Одинокое письмо - страница 13
На Летнем берегу такие же ставные невода, «тайники», как и на Зимнем, но больших отливов здесь не бывает, и рыбаки просто проплывают над неводом, всматриваясь в воду.
Потом я была в Яреньге и возвращалась берегом. Берега тут не крутые, можно идти от одной деревни к другой, заходить на тони.
Мешок набит туго: одеяло — к спине, консервные банки не чувствуются, носки переменить — сверху.
Был прилив. Накат точил глинистый обрыв. В каждую большую воду море уносило часть берега. В иных местах пласты мха плавно подгибались вниз под обрыв вместе с почвой, иногда мох стлался над пропастью, продолжая плоскость тундры, только самый край шевелился, утончившись на ветру, хотя под ним ничего уже не было, и был этот мох воздушно-обманчив.
Тропинка шла по угорьям над обрывом. Временами она пропадала в таком беспочвенном мху — будто кто-то мог пройти здесь и спокойно сойти вниз с пятисаженной высоты. Рядом с этой свежеобвалившейся тропой чернела торфом другая, чуть дальше от края, но и она скоро обрывалась.
Ходили здесь не часто. Рядом по такой дорожке не пройдешь, да и одному трудно. Идти надо как по ниточке, если залезешь ногой на высокий край дорожки — теряешь равновесие, цепляешься за багульник и сходишь в мох, а там идешь, проваливаясь одной ногой в глубокое, выше колена, междукочье, прикрытое стелющимися березами, ивами и багульником.
Иногда я сбрасывала рюкзак, оглядывалась.

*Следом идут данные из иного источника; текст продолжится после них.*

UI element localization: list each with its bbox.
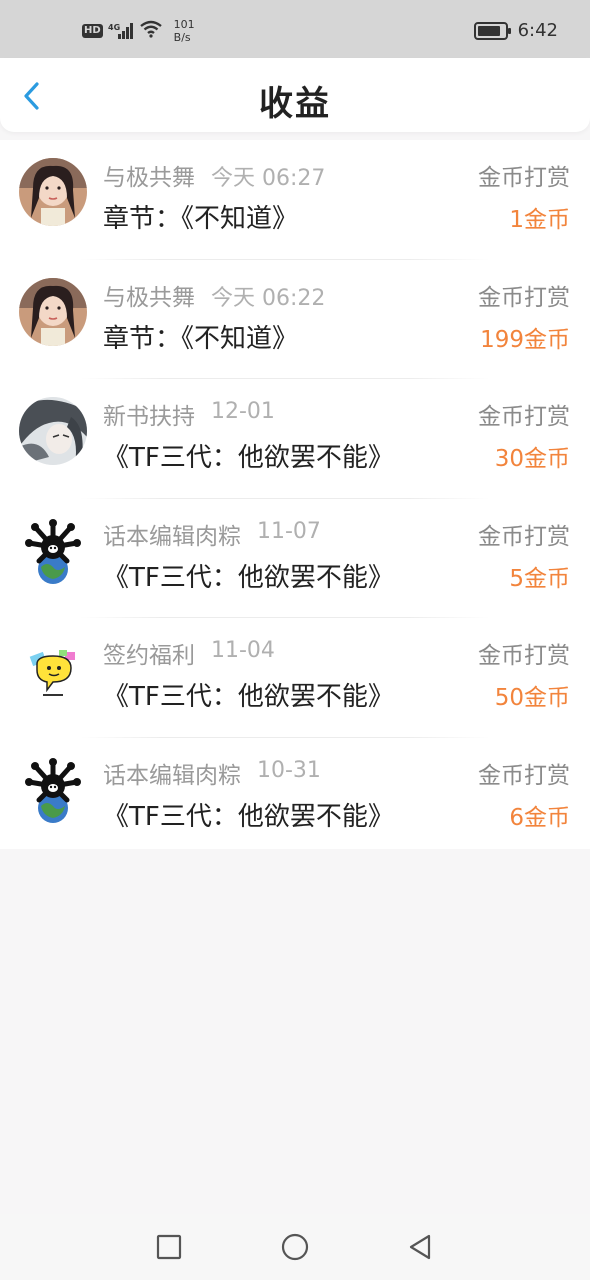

Сзади башня маяка неуклонно виднелась, почти не удаляясь, впереди морошьи поля, все красно-желтые, озера вровень с берегом, дальние «боры» — безлесые, мшистые сопки. Склоны угорий обрывистые, внизу слева море шумит, а справа все было ровно, гладко, тундровые плоскости мягко переливались. Оглядишься и увидишь, что никого нет, а видно километров за двадцать. Только в море идут рыбацкие суда, и капитаны глядят в свои бинокли на эти берега.
Забрела на другую тоню.
Там старик и мальчик развешивали вынутые сети и спускали карбас, старик работал одной рукой, другая у него была завязана грязной тряпкой. Он сказал, что из-за руки возвращается в деревню, а семушка, вот она, в корзине.

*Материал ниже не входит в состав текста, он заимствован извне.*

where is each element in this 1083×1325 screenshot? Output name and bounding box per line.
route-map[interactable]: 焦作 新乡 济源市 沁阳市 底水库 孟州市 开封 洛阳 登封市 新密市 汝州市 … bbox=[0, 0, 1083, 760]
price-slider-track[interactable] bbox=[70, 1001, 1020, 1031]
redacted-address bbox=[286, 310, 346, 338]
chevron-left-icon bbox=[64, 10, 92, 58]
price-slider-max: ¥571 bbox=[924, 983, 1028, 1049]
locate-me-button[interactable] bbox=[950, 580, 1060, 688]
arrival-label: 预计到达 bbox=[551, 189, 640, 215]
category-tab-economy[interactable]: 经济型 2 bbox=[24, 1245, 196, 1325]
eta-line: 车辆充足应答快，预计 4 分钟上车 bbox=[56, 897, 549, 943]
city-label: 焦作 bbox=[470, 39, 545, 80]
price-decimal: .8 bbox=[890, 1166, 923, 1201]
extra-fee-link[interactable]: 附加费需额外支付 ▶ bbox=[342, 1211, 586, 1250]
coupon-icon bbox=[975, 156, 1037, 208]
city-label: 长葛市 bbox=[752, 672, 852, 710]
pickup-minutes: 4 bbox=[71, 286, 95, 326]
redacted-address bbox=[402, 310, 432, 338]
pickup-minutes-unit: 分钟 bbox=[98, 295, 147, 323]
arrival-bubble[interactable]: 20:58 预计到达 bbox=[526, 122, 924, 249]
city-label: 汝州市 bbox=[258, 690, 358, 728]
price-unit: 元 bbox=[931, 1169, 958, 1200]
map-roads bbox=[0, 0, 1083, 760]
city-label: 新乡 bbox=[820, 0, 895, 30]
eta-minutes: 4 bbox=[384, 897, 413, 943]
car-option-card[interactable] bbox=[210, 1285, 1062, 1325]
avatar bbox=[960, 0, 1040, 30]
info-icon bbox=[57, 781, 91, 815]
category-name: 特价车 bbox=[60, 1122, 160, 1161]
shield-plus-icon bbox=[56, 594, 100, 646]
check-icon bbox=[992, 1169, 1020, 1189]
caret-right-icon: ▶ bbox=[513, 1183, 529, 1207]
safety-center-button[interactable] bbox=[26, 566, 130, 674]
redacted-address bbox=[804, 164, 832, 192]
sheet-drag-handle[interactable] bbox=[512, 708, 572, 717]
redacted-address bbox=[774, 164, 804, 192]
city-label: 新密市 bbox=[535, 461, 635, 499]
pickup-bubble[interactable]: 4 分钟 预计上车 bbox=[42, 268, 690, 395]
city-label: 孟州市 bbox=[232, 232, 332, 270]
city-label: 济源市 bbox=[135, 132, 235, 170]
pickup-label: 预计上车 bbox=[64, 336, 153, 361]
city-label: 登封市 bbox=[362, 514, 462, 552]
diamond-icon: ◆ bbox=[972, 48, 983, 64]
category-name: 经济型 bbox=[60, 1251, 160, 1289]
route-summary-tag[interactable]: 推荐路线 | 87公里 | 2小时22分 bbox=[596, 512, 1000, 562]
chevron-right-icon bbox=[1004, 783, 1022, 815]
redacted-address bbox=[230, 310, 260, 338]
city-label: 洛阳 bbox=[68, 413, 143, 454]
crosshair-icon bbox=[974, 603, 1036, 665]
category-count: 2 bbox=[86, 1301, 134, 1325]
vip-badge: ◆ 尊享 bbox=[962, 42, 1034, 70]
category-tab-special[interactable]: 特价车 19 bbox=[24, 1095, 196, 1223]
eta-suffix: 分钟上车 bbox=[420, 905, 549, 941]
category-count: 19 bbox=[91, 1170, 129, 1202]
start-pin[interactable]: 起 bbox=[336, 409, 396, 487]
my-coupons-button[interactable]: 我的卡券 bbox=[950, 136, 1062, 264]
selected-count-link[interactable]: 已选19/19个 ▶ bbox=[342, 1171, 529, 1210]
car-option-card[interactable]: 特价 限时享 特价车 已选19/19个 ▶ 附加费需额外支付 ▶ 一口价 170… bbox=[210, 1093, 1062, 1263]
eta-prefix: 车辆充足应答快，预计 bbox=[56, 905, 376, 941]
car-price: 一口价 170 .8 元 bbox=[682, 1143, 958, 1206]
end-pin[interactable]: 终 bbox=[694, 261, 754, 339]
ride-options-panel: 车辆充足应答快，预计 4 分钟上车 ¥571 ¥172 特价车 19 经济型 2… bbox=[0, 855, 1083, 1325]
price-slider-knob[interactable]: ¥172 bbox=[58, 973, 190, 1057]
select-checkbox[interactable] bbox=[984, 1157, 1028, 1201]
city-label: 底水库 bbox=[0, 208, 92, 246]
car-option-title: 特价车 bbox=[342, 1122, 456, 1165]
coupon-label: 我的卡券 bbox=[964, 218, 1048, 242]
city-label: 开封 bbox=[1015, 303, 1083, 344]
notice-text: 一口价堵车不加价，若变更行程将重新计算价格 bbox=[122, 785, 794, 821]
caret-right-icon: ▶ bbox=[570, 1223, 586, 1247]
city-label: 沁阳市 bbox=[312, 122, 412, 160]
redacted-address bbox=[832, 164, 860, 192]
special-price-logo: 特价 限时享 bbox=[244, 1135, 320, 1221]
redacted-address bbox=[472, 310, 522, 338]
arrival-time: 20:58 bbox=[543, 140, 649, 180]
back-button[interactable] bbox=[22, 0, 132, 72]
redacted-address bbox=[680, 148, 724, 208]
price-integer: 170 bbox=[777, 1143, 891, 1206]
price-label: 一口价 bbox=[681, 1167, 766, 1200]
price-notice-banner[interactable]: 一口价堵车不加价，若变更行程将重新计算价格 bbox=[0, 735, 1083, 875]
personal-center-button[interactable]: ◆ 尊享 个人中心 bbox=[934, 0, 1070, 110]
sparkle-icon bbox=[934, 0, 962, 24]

Мальчику было лет пятнадцать, был он суров и долголиц, в рыбацких сапогах.
Они спустили по каткам карбас и закрепили на якорь, и мы поднялись к избушке, где стояли две койки, на печке висели сушеные бычки для собаки и на поставце для икон стояла нездешне яркая консервная банка.
Дед принес семгу, разрезанную кусками, и сказал, что она двудневно солена. Семга была нежно-розова и крепко пахла сырой рыбой.
Мы опять пошли к морю, и старик стал ставить парус, а мальчик носил в карбас тюки с сушеной фиолетовой водорослью, потом парус надулся, рядом со мной на тюках притихла черная собака, мы плыли, и иногда дед греб одной рукой.
Мы приставали к берегу, забирали оставленные тюки и плыли дальше, в Лопшеньгу.
Собака заскулила. На берегу стояла брошенная изба с высоким деревянным крестом перед дверью и пустыми окнами.
Захрустел песок. Они вышли, зашлепали в высоких сапогах, подтянули карбас и пошли за турой.
Покачивало.
«...», — закричал дед.
«...», — отозвался мальчик.
Берег быстро отдалялся.
Старик, не бросая ношу, бегал вдоль воды, мальчик вбежал в воду и остановился.
Парус весело подрагивал. Меня несло в открытое море.
— Шкоты руби, — опомнился дед. — Кошку бросай.
Парус хлопал по лицу, долго не развязывались узлы, потом он все же приспустился, обмяк.
Пока шарила по дну карбаса, бросала тяжелую кошку, увидала весла. Я забыла про них, а старик испугался, думал, грести не умею.
Стала грести, разматывалась веревка кошки.
«Ну-ну, — говорил дед, когда они снова сидели в карбасе. — Гребь-ка ты. У меня руку-то, глень, как выгрызло. Пылко ветер тенет, а погоды нет».
А когда я вернулась в Лопшеньгу, хозяйка спросила: «Чьи парни лучше, лопшеньские или яреньские?»
И я сказала, что, конечно, лопшеньские.
В декабре на Белом море светает поздно, утро редко превратится в ясный день, а чаще так и кончается, и не заметно, как рассвет переходит в сумерки, в третьем часу дня ярче белеет снег, звонче поскрипывет под валенком — наступает морозная ночь.